In the near-future, Oppenheimer believes that iPhone sales will peak, specifically in 2018, and that "the company lacks the ability to raise prices across its iPhones, iPads and Mac products," which is hurting its growth. The firm also described a disharmony between "Apple's primary role as 'the hardware platform' ... with its secondary role as 'the software and service provider.'"
"We believe Apple lacks the courage to lead the next generation of innovation (AI, cloud-based services, messaging); instead will become more reliant than ever on the iPhone ... We believe Apple is about to embark on a decade-long malaise. The risks to the company have never been greater."

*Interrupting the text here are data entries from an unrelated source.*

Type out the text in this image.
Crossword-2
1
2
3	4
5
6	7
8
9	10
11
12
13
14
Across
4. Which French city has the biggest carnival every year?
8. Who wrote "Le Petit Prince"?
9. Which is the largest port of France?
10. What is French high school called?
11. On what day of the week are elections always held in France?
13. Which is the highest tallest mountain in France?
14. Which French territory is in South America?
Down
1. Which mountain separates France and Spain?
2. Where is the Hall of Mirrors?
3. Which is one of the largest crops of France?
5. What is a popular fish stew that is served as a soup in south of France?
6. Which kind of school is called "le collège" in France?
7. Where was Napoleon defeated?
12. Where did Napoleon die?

While the "Apple is doomed" mindset has been prevalent for much of the company's lifespan, the "universe of negativity" surrounding the company became more noticeable throughout 2016. In April, Apple reported its first year-over-year decline in iPhone sales and quarterly revenue since 2003, and although initial shipments of the new Touch Bar MacBook Pro models were reported as strong, subsequent user experiences have largely varied between positive and negative opinions.
In October, Apple forecasted a return to growth for the last half of 2016 thanks to the holiday shopping season, potentially putting an end to the company's downturn after its first annual revenue decline since 2001 and three consecutive quarters of negative growth. The constant bright spots in Apple's revenue remain its services category, including the App Store, iCloud, and Apple Music.